Gene Name	Primer Name	Sequence
dhod	dhod-F	GGCTTCAACAGCATAGGGC
	dhod-R	CAGCCACATCCGAGAACTTTT
cyclin A	CycA-F	CTCTCAACACCCACCTCAC
	CycA-R	CGCTGCTATTACTGAGGGT
cyclin B	CycB-F	TTGCGAGACCGATACCTTTG
	CycB-R	AGATTGCTGCCGCTGCTA
cyclin D	CycD-F	CCTCAAAGTTTCGTCAGTGTCATC
	CycD-R	GCATAATCTCCCATTGCCTCA
cyclin E	CycE-F	CCCAAGACAATCCAGGCAA
	CycE-R	AGAGGCGAGTCCACCCCA
cdk 2	Cdk2-F	GGTACACCAGGCGAGGCACTATG
	Cdk2-R	CACCAGAGTCGCATCAGCCAAG
actin3	actin3-F	CGGCTACTCGTTCACTACC
	actin3-R	CCGTCGGGAAGTTCGTAAG

SYBR® Premix Ex TaqTM II (TaKaRa, Shiga, Japan) as well as a StepOnePlusTM Real-Time PCR system (Applied Biosystems, Foster City, CA, USA) worked in the process of Quantitative real-time PCR (qRT-PCR). The conditions for the PCR were being exposed at 95 °C for 30 s, followed by 40 cycles at 95 °C for 5 s and 60 °C for 30 s. Table 2 below lists all the primers adopted by each gene. Actin3 served as a control. The corresponding gene expressivity was computed following the 2−ΔΔCt method [41].

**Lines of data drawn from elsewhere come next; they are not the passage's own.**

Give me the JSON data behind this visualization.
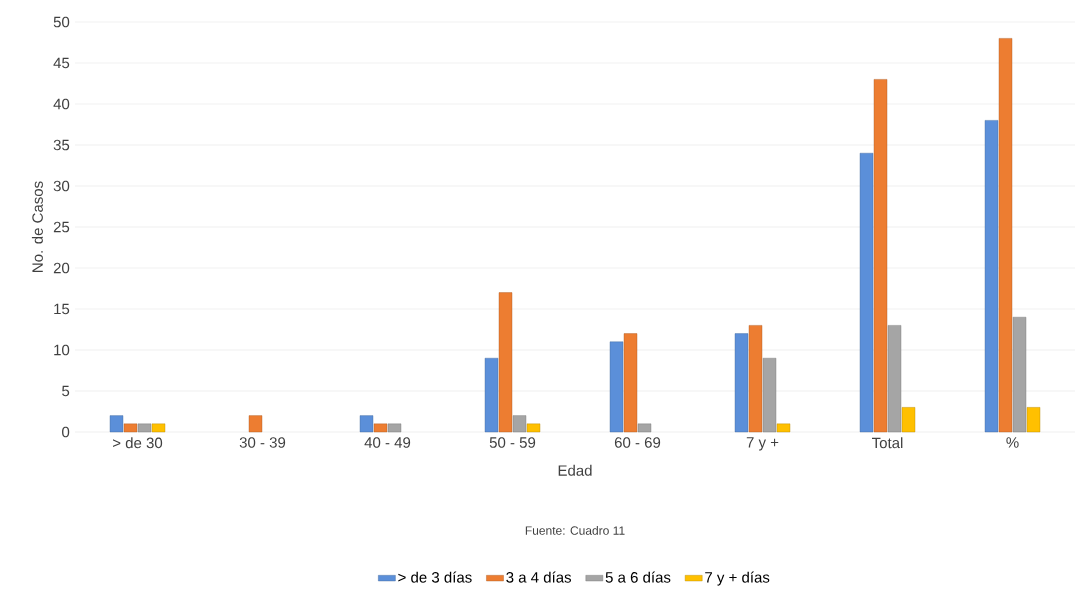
{
  "chart_data": {
    "type": "bar",
    "xlabel": "Edad",
    "ylabel": "No. de Casos",
    "annotations": [
      "Fuente: Cuadro 11"
    ],
    "categories": [
      "> de 30",
      "30  -  39",
      "40  -  49",
      "50  -  59",
      "60  -  69",
      "7 y +",
      "Total",
      "%"
    ],
    "series": [
      {
        "name": "> de 3 días",
        "color": "#5b8fd9",
        "values": [
          2,
          null,
          2,
          9,
          11,
          12,
          34,
          38
        ]
      },
      {
        "name": "3  a 4 días",
        "color": "#ed7d31",
        "values": [
          1,
          2,
          1,
          17,
          12,
          13,
          43,
          48
        ]
      },
      {
        "name": "5 a 6 días",
        "color": "#a5a5a5",
        "values": [
          1,
          null,
          1,
          2,
          1,
          9,
          13,
          14
        ]
      },
      {
        "name": "7 y + días",
        "color": "#ffc000",
        "values": [
          1,
          null,
          null,
          1,
          null,
          1,
          3,
          3
        ]
      }
    ],
    "ylim": [
      0,
      50
    ],
    "yticks": [
      0,
      5,
      10,
      15,
      20,
      25,
      30,
      35,
      40,
      45,
      50
    ],
    "grid": "y",
    "legend": "bottom"
  }
}
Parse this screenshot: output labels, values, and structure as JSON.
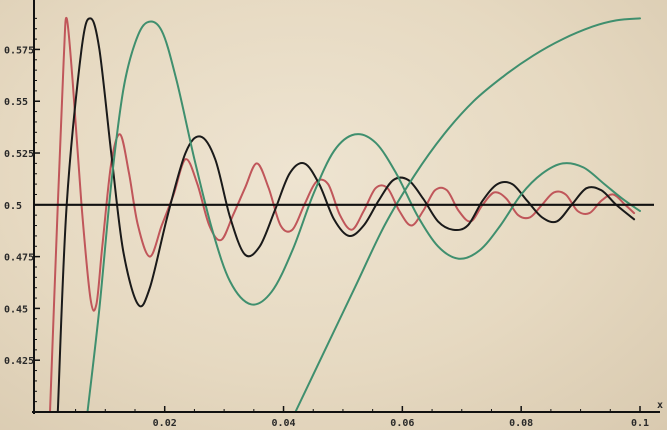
{
  "chart_data": {
    "type": "line",
    "title": "",
    "xlabel": "x",
    "ylabel": "",
    "xlim": [
      -0.002,
      0.1
    ],
    "ylim": [
      0.4,
      0.595
    ],
    "x_ticks": [
      0.02,
      0.04,
      0.06,
      0.08,
      0.1
    ],
    "x_tick_labels": [
      "0.02",
      "0.04",
      "0.06",
      "0.08",
      "0.1"
    ],
    "y_ticks": [
      0.425,
      0.45,
      0.475,
      0.5,
      0.525,
      0.55,
      0.575
    ],
    "y_tick_labels": [
      "0.425",
      "0.45",
      "0.475",
      "0.5",
      "0.525",
      "0.55",
      "0.575"
    ],
    "reference_line": {
      "y": 0.5,
      "color": "#111111"
    },
    "grid": false,
    "series": [
      {
        "color": "#c0565a",
        "points": [
          [
            0.0007,
            0.4
          ],
          [
            0.002,
            0.5
          ],
          [
            0.003,
            0.57
          ],
          [
            0.0035,
            0.59
          ],
          [
            0.0045,
            0.56
          ],
          [
            0.006,
            0.5
          ],
          [
            0.0075,
            0.455
          ],
          [
            0.0085,
            0.452
          ],
          [
            0.0095,
            0.48
          ],
          [
            0.011,
            0.52
          ],
          [
            0.0125,
            0.534
          ],
          [
            0.014,
            0.515
          ],
          [
            0.0155,
            0.49
          ],
          [
            0.0175,
            0.475
          ],
          [
            0.0195,
            0.49
          ],
          [
            0.0215,
            0.505
          ],
          [
            0.0235,
            0.522
          ],
          [
            0.0255,
            0.51
          ],
          [
            0.0275,
            0.49
          ],
          [
            0.0295,
            0.483
          ],
          [
            0.0315,
            0.495
          ],
          [
            0.0335,
            0.508
          ],
          [
            0.0355,
            0.52
          ],
          [
            0.0375,
            0.508
          ],
          [
            0.0395,
            0.49
          ],
          [
            0.0415,
            0.488
          ],
          [
            0.0435,
            0.5
          ],
          [
            0.0455,
            0.511
          ],
          [
            0.0475,
            0.51
          ],
          [
            0.0495,
            0.495
          ],
          [
            0.0515,
            0.488
          ],
          [
            0.0535,
            0.497
          ],
          [
            0.0555,
            0.508
          ],
          [
            0.0575,
            0.508
          ],
          [
            0.0595,
            0.497
          ],
          [
            0.0615,
            0.49
          ],
          [
            0.0635,
            0.497
          ],
          [
            0.0655,
            0.507
          ],
          [
            0.0675,
            0.507
          ],
          [
            0.0695,
            0.497
          ],
          [
            0.0715,
            0.492
          ],
          [
            0.0735,
            0.5
          ],
          [
            0.0755,
            0.506
          ],
          [
            0.0775,
            0.503
          ],
          [
            0.0795,
            0.495
          ],
          [
            0.0815,
            0.494
          ],
          [
            0.0835,
            0.5
          ],
          [
            0.0855,
            0.506
          ],
          [
            0.0875,
            0.505
          ],
          [
            0.0895,
            0.497
          ],
          [
            0.0915,
            0.496
          ],
          [
            0.0935,
            0.502
          ],
          [
            0.0955,
            0.505
          ],
          [
            0.0975,
            0.5
          ],
          [
            0.099,
            0.496
          ]
        ]
      },
      {
        "color": "#1a1a1a",
        "points": [
          [
            0.002,
            0.4
          ],
          [
            0.0035,
            0.5
          ],
          [
            0.006,
            0.575
          ],
          [
            0.0075,
            0.59
          ],
          [
            0.009,
            0.575
          ],
          [
            0.011,
            0.525
          ],
          [
            0.013,
            0.478
          ],
          [
            0.0155,
            0.452
          ],
          [
            0.0175,
            0.46
          ],
          [
            0.0205,
            0.495
          ],
          [
            0.0235,
            0.525
          ],
          [
            0.026,
            0.533
          ],
          [
            0.0285,
            0.522
          ],
          [
            0.031,
            0.494
          ],
          [
            0.0335,
            0.476
          ],
          [
            0.036,
            0.48
          ],
          [
            0.0385,
            0.497
          ],
          [
            0.041,
            0.515
          ],
          [
            0.0435,
            0.52
          ],
          [
            0.046,
            0.51
          ],
          [
            0.0485,
            0.493
          ],
          [
            0.051,
            0.485
          ],
          [
            0.0535,
            0.49
          ],
          [
            0.056,
            0.502
          ],
          [
            0.0585,
            0.512
          ],
          [
            0.061,
            0.512
          ],
          [
            0.0635,
            0.503
          ],
          [
            0.066,
            0.492
          ],
          [
            0.0685,
            0.488
          ],
          [
            0.071,
            0.49
          ],
          [
            0.0735,
            0.502
          ],
          [
            0.076,
            0.51
          ],
          [
            0.0785,
            0.51
          ],
          [
            0.081,
            0.502
          ],
          [
            0.0835,
            0.494
          ],
          [
            0.086,
            0.492
          ],
          [
            0.0885,
            0.5
          ],
          [
            0.091,
            0.508
          ],
          [
            0.0935,
            0.507
          ],
          [
            0.096,
            0.5
          ],
          [
            0.099,
            0.493
          ]
        ]
      },
      {
        "color": "#3f8f6e",
        "points": [
          [
            0.007,
            0.4
          ],
          [
            0.009,
            0.45
          ],
          [
            0.011,
            0.51
          ],
          [
            0.013,
            0.555
          ],
          [
            0.015,
            0.578
          ],
          [
            0.017,
            0.588
          ],
          [
            0.0195,
            0.584
          ],
          [
            0.022,
            0.56
          ],
          [
            0.025,
            0.522
          ],
          [
            0.028,
            0.488
          ],
          [
            0.031,
            0.463
          ],
          [
            0.0345,
            0.452
          ],
          [
            0.038,
            0.458
          ],
          [
            0.0415,
            0.478
          ],
          [
            0.045,
            0.505
          ],
          [
            0.0485,
            0.526
          ],
          [
            0.052,
            0.534
          ],
          [
            0.0555,
            0.53
          ],
          [
            0.059,
            0.515
          ],
          [
            0.0625,
            0.495
          ],
          [
            0.066,
            0.48
          ],
          [
            0.0695,
            0.474
          ],
          [
            0.073,
            0.478
          ],
          [
            0.0765,
            0.49
          ],
          [
            0.08,
            0.505
          ],
          [
            0.0835,
            0.515
          ],
          [
            0.087,
            0.52
          ],
          [
            0.0905,
            0.518
          ],
          [
            0.094,
            0.51
          ],
          [
            0.097,
            0.503
          ],
          [
            0.1,
            0.497
          ]
        ]
      },
      {
        "color": "#3f8f6e",
        "points": [
          [
            0.042,
            0.4
          ],
          [
            0.047,
            0.43
          ],
          [
            0.052,
            0.46
          ],
          [
            0.057,
            0.49
          ],
          [
            0.062,
            0.514
          ],
          [
            0.067,
            0.534
          ],
          [
            0.072,
            0.55
          ],
          [
            0.077,
            0.562
          ],
          [
            0.082,
            0.572
          ],
          [
            0.087,
            0.58
          ],
          [
            0.092,
            0.586
          ],
          [
            0.096,
            0.589
          ],
          [
            0.1,
            0.59
          ]
        ]
      }
    ]
  }
}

4.12. Statistical Analysis

Assays were performed in triplicates. The analysis results were presented as mean ± S.D. The two-tailed t-tests played a role in verifying the difference between distinct treatment groups. According to the result, p is less than 0.05, which was of statistical significance.